Nós três concordamos com que Milton Friedman já alertava nos anos 1970: que as medidas regulatórias desse ‘’socialismo empresarial’’, beneficiam unicamente os seus reguladores e consultores, em detrimento do restante da sociedade, formada por empregadores, funcionários e consumidores.

As grandes empresas já possuem departamentos de ‘’sustentabilidade’’ e de ‘’diversidade social’’, que além de gerarem custos que não produzem um dólar de resultado, dão oportunidades para pessoas desqualificadas usurparem o lugar daqueles realmente talentosos e dedicados –como no caso da nomeação dessa Anitta para o conselho da Nubank.

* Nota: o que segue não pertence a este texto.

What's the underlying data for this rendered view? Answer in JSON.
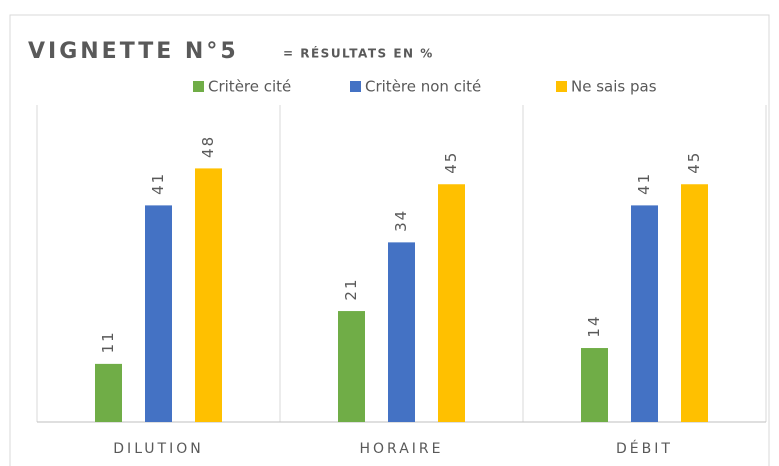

É ridículo, para não dizer trágico.

Utilizando-se de uma suposta ‘’agenda social’’, a esquerda transformou o Estado nesse monstrengo perdulário, pantagruélico, endividado, ineficaz e agora, planeja fazer o mesmo com as empresas. É a evolução do “Welfare State” para o “Welfare Corporations”. Você já deve imaginar quem vai pagar essa conta.

O senhor tem alguma forma de demonstrar que o mercado de consultoria cresceu significativamente por causa da expansão do mercado ESG?

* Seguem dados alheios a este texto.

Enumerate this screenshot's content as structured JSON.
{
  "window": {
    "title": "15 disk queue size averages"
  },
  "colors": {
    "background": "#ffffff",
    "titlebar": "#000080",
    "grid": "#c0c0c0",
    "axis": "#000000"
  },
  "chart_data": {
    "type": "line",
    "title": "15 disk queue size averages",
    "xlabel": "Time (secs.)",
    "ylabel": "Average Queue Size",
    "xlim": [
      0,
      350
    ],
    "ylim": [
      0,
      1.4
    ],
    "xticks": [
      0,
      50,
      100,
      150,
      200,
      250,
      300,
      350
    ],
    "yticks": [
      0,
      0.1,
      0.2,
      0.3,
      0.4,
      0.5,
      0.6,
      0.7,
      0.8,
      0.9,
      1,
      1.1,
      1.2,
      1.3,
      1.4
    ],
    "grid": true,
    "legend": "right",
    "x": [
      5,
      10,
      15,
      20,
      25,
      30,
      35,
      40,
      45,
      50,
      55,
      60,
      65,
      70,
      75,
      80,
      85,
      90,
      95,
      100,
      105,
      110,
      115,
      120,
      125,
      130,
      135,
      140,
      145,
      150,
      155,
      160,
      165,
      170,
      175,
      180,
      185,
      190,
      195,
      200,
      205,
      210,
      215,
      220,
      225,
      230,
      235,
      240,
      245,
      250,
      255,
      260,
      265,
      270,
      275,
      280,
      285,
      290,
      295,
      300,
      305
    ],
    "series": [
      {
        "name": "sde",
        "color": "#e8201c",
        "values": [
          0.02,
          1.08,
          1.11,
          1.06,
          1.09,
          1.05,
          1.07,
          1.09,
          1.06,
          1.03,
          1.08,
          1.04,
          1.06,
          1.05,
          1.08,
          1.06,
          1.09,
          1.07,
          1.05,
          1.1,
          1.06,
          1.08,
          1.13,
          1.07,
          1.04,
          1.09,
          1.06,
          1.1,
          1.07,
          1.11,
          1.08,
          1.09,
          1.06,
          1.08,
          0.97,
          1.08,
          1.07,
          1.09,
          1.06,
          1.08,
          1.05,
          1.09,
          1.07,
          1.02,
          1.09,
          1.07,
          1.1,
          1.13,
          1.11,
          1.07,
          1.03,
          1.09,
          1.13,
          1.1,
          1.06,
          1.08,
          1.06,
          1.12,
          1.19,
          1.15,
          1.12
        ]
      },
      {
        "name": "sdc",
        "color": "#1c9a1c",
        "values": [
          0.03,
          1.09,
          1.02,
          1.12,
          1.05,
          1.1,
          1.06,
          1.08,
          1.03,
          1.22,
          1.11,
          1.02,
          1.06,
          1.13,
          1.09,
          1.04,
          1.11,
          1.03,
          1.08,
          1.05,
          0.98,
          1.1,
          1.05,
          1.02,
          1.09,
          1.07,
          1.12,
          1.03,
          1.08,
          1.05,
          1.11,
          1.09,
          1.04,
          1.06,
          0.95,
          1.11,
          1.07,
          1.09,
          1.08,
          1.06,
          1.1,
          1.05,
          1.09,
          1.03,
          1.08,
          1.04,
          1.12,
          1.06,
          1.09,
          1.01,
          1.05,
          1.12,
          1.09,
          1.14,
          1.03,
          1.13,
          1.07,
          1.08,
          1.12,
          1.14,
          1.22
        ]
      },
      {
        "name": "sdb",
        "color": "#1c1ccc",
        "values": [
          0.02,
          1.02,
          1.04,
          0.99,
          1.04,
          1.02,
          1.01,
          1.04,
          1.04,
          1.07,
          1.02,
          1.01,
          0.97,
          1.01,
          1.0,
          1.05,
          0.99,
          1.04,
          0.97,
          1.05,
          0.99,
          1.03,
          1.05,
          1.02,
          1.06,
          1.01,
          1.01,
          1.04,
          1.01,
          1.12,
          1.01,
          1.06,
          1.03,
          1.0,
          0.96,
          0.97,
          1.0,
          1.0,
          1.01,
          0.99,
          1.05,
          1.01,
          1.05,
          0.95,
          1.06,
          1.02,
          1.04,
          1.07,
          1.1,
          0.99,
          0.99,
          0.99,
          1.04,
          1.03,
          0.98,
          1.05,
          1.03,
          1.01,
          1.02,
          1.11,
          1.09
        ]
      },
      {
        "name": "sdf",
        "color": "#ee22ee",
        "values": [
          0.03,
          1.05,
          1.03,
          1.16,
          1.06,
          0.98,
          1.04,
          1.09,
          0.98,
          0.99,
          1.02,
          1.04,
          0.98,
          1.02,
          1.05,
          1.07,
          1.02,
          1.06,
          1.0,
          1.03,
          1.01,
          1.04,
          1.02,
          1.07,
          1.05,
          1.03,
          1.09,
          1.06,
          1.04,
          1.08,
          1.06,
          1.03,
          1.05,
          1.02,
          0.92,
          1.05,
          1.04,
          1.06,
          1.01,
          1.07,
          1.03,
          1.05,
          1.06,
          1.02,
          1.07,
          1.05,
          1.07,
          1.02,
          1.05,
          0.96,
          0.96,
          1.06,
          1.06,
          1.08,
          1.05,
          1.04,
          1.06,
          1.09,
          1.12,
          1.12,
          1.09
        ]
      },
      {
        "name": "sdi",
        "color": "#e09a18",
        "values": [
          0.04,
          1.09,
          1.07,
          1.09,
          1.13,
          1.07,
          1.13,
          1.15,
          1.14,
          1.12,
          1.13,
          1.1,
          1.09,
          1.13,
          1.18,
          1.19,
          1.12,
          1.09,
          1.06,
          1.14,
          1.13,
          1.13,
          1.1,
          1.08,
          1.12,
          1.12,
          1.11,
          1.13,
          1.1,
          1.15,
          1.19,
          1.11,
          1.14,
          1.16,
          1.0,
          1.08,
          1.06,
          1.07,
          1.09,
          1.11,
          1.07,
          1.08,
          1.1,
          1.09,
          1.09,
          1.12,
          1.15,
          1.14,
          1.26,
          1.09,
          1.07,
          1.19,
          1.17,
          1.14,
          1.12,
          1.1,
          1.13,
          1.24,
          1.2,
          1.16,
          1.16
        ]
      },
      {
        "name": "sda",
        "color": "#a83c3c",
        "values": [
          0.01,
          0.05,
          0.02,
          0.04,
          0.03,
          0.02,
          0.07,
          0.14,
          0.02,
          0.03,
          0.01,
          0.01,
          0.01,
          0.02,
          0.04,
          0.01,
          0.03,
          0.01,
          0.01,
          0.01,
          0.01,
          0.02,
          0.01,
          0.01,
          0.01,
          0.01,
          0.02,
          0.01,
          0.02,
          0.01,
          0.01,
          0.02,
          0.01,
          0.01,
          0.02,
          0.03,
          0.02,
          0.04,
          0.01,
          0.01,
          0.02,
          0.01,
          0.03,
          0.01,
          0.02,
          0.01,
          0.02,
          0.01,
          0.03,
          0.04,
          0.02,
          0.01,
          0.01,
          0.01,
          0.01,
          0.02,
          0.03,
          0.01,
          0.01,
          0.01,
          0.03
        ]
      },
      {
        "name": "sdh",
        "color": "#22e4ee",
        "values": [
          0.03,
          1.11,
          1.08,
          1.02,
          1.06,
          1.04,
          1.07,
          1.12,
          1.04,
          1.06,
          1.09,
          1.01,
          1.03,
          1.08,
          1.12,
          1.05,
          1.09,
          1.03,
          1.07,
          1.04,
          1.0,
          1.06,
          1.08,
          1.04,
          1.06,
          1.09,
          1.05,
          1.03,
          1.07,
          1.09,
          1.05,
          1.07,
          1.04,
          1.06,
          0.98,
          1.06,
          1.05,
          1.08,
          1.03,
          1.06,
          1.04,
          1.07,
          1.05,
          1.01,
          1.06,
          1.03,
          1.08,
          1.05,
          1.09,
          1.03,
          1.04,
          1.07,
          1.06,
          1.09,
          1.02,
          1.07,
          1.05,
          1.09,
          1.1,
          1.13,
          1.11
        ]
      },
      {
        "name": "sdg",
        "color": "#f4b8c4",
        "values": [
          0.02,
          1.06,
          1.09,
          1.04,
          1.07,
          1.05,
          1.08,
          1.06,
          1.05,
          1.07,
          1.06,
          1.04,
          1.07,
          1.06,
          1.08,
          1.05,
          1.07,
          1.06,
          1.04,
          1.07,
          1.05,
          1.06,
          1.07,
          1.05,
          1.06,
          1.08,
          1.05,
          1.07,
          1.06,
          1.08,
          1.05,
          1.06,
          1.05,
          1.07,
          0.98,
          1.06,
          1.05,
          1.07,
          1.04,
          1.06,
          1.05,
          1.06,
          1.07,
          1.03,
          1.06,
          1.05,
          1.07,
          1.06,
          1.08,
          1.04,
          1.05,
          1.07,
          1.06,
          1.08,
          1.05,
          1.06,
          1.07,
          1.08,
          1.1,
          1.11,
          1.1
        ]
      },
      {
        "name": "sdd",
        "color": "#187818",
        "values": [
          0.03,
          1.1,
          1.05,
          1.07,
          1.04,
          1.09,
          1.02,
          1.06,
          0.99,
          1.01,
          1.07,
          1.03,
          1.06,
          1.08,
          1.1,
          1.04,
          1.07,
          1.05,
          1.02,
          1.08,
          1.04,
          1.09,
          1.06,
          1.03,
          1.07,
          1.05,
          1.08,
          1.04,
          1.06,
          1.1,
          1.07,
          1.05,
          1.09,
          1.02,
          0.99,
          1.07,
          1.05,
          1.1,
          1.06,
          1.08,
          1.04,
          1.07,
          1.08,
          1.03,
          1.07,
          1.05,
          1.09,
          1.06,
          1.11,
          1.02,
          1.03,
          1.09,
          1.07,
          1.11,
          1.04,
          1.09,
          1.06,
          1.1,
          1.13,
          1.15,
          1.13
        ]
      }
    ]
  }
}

Pouco tempo atrás não víamos o ESG tomar os noticiários, mas agora estamos aqui conversando sobre ele.

Desde 2018 vigoram nada menos que 170 medidas regulatórias relacionadas ao ESG, número superior à soma dos seis anos anteriores. E como levantou a Bloomberg, de 2016 a 2021, a riqueza combinada das empresas classificadas pelo ESG saltou de US$ 20 para mais de US$ 35 trilhões, podendo ultrapassar US$ 50 trilhões até 2025. Ou seja: tudo indica que os consultores do ESG estão vivendo sua época de vacas gordas.

Inclusive, é comum que militantes esquerdistas enriqueçam vorazmente à medida que aumentam seu controle, sempre com fins políticos, sobre a sociedade. São mais gananciosos que os capitalistas que eles dizem detestar. A diferença é que não querem dividir suas riquezas com ninguém, apesar de pregarem exaustivamente isso.

Conheço muito defensor de ESG que anda de jato, carro blindado, segurança privada e mora em verdadeiras fortalezas nas cidades mais caras do país. Mulheres que não usam maquiagem nem tingem o cabelo são a favor do desarmamento civil e usam bijuterias de artesanato indígena, sempre “despojadamente” acompanhadas de um único adereço caríssimo, normalmente um brilhante ou relógio caro, comprado nas joalherias mais renomadas do mundo.

Tudo farol para inglês ver e passar uma imagem de “desprendimento”. É o máximo do ridículo, o cúmulo da hipocrisia.